# Does your 'poo sleep in bed with you?



## Dave (May 25, 2009)

As the title says, does your cockapoo sleep in bed with you at night? If not, where does he/she sleep?

Benny sleeps in bed at night. Which bed depends on who's home. My parents usually have first priority. But sometimes he'll sleep with my sister if she's home. The only time he sleeps with me is if no one else is home.

He chooses who he sleeps with, by the way. He certainly has his own priorities.


----------



## Lynn-n-pops (May 26, 2009)

Poppy sleeps in my bed  my hubby is not always keen but soon as lights out shes straioght under the covers Blesss her


----------



## brookiee (Nov 5, 2009)

Lexi sleeps with me in my bed. As soon as the light go out she is on my bed and right beside me falling asleep. And when she wants to go to bed earlier than I do she will go cry at my bedroom door and sometimes i'll open the door for her and she'll go to sleep and wait for me to get tehre.


----------



## paasen2002 (Nov 19, 2009)

My Sally sleeps with us. She has to play for 5 minutes with hubby. She is so funny,she jumps all over him when he is laying down. We laugh so hard.Then she is ready for bed and so are we.


----------



## kendal (Jul 16, 2009)

the girls sleep in their crate together, i sometimes have them in my room but the get out as i still shair with my youngest brother and he gets up in the midle of the night. 

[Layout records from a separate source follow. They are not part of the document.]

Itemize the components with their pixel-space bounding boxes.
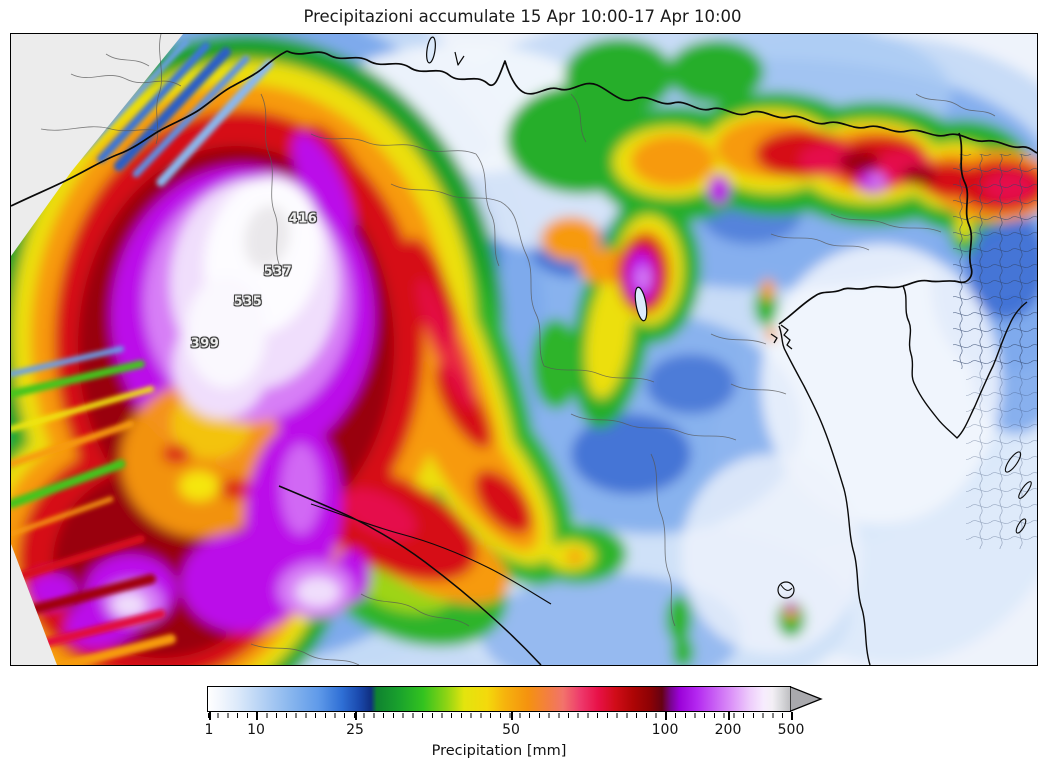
colorbar: 1 10 25 50 100 200 500 Precipitation [mm] bbox=[204, 686, 832, 771]
admin-borders bbox=[40, 34, 996, 665]
colorbar-axis-label: Precipitation [mm] bbox=[431, 743, 567, 759]
colorbar-major-tick bbox=[355, 712, 357, 720]
colorbar-tick-label: 25 bbox=[346, 722, 364, 738]
map-value-label: 399 bbox=[190, 336, 220, 352]
figure-title: Precipitazioni accumulate 15 Apr 10:00-1… bbox=[303, 7, 742, 26]
colorbar-major-tick bbox=[256, 712, 258, 720]
colorbar-tick-label: 1 bbox=[204, 722, 214, 738]
radar-streaks bbox=[11, 39, 274, 665]
national-borders bbox=[11, 36, 1037, 665]
no-data-wedge-top-left bbox=[11, 34, 183, 256]
map-value-label: 535 bbox=[233, 294, 263, 310]
colorbar-major-tick bbox=[728, 712, 730, 720]
colorbar-major-tick bbox=[665, 712, 667, 720]
precipitation-blobs bbox=[11, 34, 1037, 665]
no-data-wedge-bottom-left bbox=[11, 544, 57, 665]
colorbar-tick-label: 10 bbox=[247, 722, 265, 738]
colorbar-tick-label: 50 bbox=[502, 722, 520, 738]
map-value-label: 537 bbox=[263, 264, 293, 280]
colorbar-major-tick bbox=[511, 712, 513, 720]
colorbar-major-tick bbox=[791, 712, 793, 720]
colorbar-minor-ticks bbox=[208, 713, 791, 718]
map-canvas: 416 537 535 399 bbox=[10, 33, 1038, 666]
map-value-label: 416 bbox=[288, 211, 318, 227]
precipitation-field-map bbox=[11, 34, 1037, 665]
colorbar-tick-label: 200 bbox=[714, 722, 742, 738]
colorbar-gradient-bar bbox=[207, 686, 791, 712]
colorbar-tick-label: 100 bbox=[651, 722, 679, 738]
colorbar-tick-label: 500 bbox=[777, 722, 805, 738]
colorbar-major-tick bbox=[209, 712, 211, 720]
colorbar-overflow-arrow bbox=[790, 686, 823, 712]
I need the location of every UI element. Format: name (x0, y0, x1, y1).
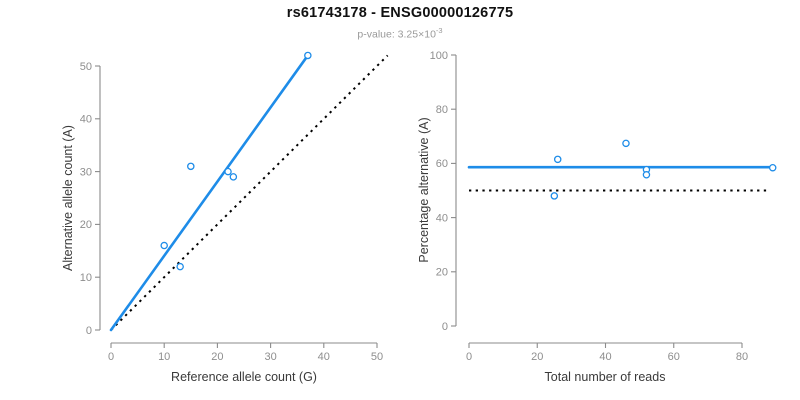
y-tick-label: 60 (436, 158, 448, 170)
data-point (304, 51, 312, 60)
x-tick-label: 50 (371, 351, 383, 363)
y-tick-label: 0 (442, 321, 448, 333)
y-tick-label: 40 (436, 212, 448, 224)
x-tick-label: 40 (318, 351, 330, 363)
reference-dotted-line (110, 54, 389, 331)
x-tick-label: 30 (264, 351, 276, 363)
y-tick-label: 50 (80, 61, 92, 73)
x-tick-label: 20 (531, 351, 543, 363)
y-tick-label: 80 (436, 104, 448, 116)
y-tick-label: 40 (80, 114, 92, 126)
x-tick-label: 20 (211, 351, 223, 363)
data-point (553, 155, 562, 164)
x-tick-label: 10 (158, 351, 170, 363)
y-axis-title: Percentage alternative (A) (417, 117, 431, 262)
data-point (160, 241, 168, 250)
x-tick-label: 0 (466, 351, 472, 363)
right-plot: 0 20 40 60 80 100 0 20 40 60 80 Total number of rea… (417, 50, 777, 384)
y-tick-label: 0 (86, 325, 92, 337)
data-point (642, 171, 651, 179)
x-tick-label: 40 (599, 351, 611, 363)
y-tick-label: 100 (430, 50, 448, 62)
y-tick-label: 20 (80, 219, 92, 231)
y-axis-title: Alternative allele count (A) (61, 125, 75, 271)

but my other brother is supost to be moving out end of december beginning of january, so im hoping to get a big bed for my room when i get it back to myself so i meight get them more often.


----------



## rbstoops (Sep 6, 2009)

Odie sleeps in bed with me on my left side. I have a little pillow for him. After I get in bed he comes over to the my side and paws me to let me know that he's there and I lift him up onto the bed because our bed is to tall for him to jump up on.


----------



## progressivetruth (Jan 21, 2010)

Oreo does sleep with me. He will play with a toy, while the reading lamp is on. Once I turn the lamp off, he will get under the covers, ground himself to me (he has to touch) and go to sleep. Now that he is 3yr old, sometimes he will get off the bed and sleep by the door, like he is on guard duty. But if I get up in the middle of the night, he will get right back in bed with me.


----------



## murphysmom (Dec 6, 2009)

Murphy sleeps in his crate next to my bed.


----------



## newdogmommy (Jan 3, 2010)

Ben sleeps only in his crate which is just beside my side of the bed.


----------



## Enneirda. (Mar 5, 2010)

Shy'lo and D'Artagnan (her father) sleep in bed with me, like rbstoops I also have a pillow for them. I used to use it, but now they have claimed it lol.


----------